Additional arguments passed to by_strata_by_trt functions
Argument Names Description
cell_index A vector of indicies specifying which rows in dat are considered to be part of the analysis for the given strata level and treatment level under evaluation. For example, if the current instance of the function was analysis “Number of Events” for SEX==“M” and TRT01A == “Placebo”, then cell_index would be a vector of records in dat$INDEX_ that match those parameters. You can thus obtain the analysis set by filtering dat via: dat[cell_index %in% INDEX_]
strata_val A character specifying the stratification level under evaluation. For example if strat_var =="SEX", then strat_val could be either "M" or "F"
treatment_val A character specifying the treatment level (or treatment arm). *Not to be confused with the treatment_refval that specifies the reference treatment value.
Additional arguments passed to by_strata_across_trt functions
Argument Names Description
cell_index A vector of indicies specifying which rows in dat are considered to be part of the analysis for the given strata level and treatment level under evaluation. For example, if the current instance of the function was analysis “Number of Events” for SEX==“M” and TRT01A == “Placebo”, then cell_index would be a vector of records in dat$INDEX_ that match those parameters. You can thus obtain the analysis set by filtering dat via: dat[cell_index %in% INDEX_]
strata_val A character specifying the stratification level under evaluation. For example if strat_var =="SEX", then strat_val could be either "M" or "F"
treatment_refval A character specifying the treatment reference level. *Not to be confused with the treatment_val that specifies the treatment value for by_strata_by_trt functions
Additional arguments passed to across_strata_across_trt functions
Argument Names Description
strata_val A character specifying the stratification level under evaluation. For example if strat_var =="SEX", then strat_val could be either "M" or "F"
treatment_refval A character specifying the treatment reference level. *Not to be confused with the treatment_val that specifies the treatment value for by_strata_by_trt functions


Using building-blocks

When possible, utilize building-block functions when making new statistical functions.

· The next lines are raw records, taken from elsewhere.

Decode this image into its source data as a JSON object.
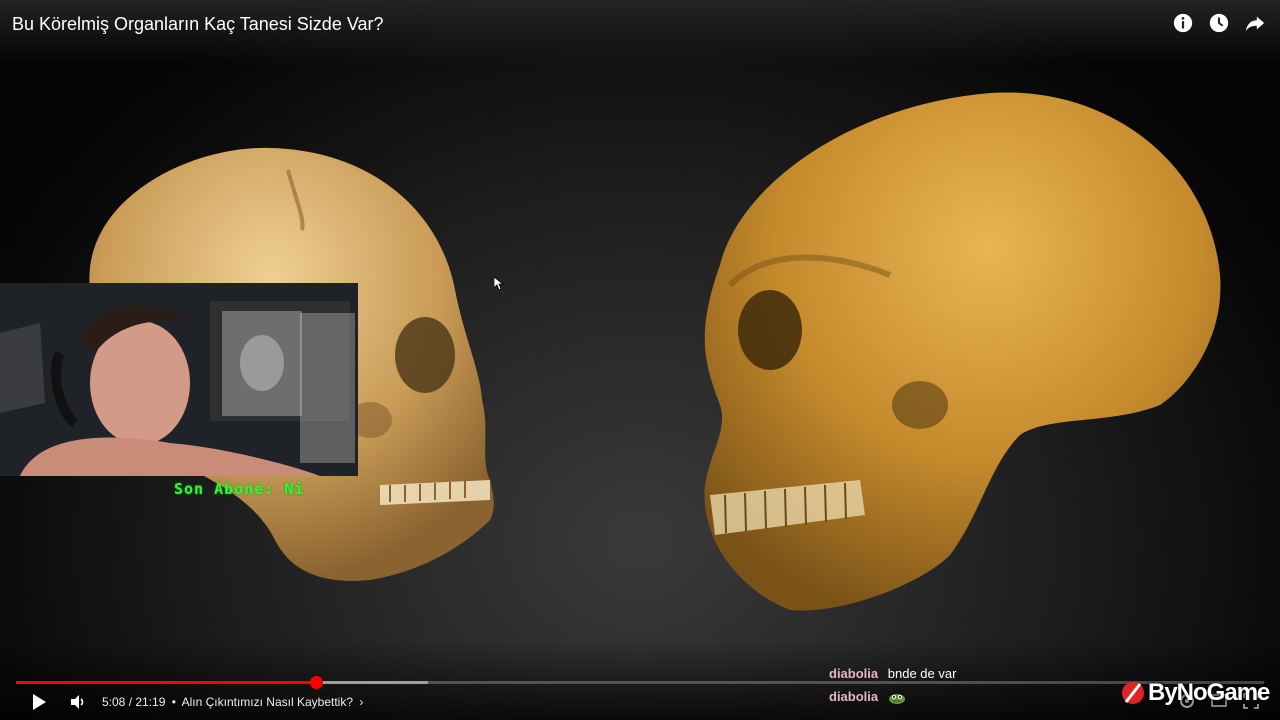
{
  "video": {
    "title": "Bu Körelmiş Organların Kaç Tanesi Sizde Var?",
    "top_icons": [
      "info-icon",
      "watch-later-icon",
      "share-icon"
    ]
  },
  "overlay": {
    "subscriber_text": "Son Abone: Ni"
  },
  "controls": {
    "time": "5:08 / 21:19",
    "separator": "•",
    "chapter": "Alın Çıkıntımızı Nasıl Kaybettik?",
    "chapter_arrow": "›",
    "progress_played": 0.24,
    "progress_loaded": 0.33,
    "accent_color": "#ff0000"
  },
  "chat": [
    {
      "user": "diabolia",
      "message": "bnde de var"
    },
    {
      "user": "diabolia",
      "message": "",
      "emote": "frog-emote"
    }
  ],
  "branding": {
    "logo_text": "ByNoGame"
  }
}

For example, if the new functions requires a 2x2 table, use the make_two_by_two_() function instead of writing a new one.

This also allows you to easily write functions that collapse several chefStats functions into one function call. For example, on call to count_set() is the same as one call each to n_subj(), n_event(), n_subj_event() and p_subj_event(). The only rational for combining functions like this is to save compute time, due to the way chef pipelines are constructed.

Building block function names are always suffixed with an underscore _ to indicate they cannot be called from inside a chef pipeline. For example, n_event_() is a building block that is used to make n_event(), but n_event_() can also be use to build other functions, such as count_set(), because it does not format it’s output for a chef pipeline. Conversely, n_event() does format the output, so it can be use in a chef pipeline, but not as a building block.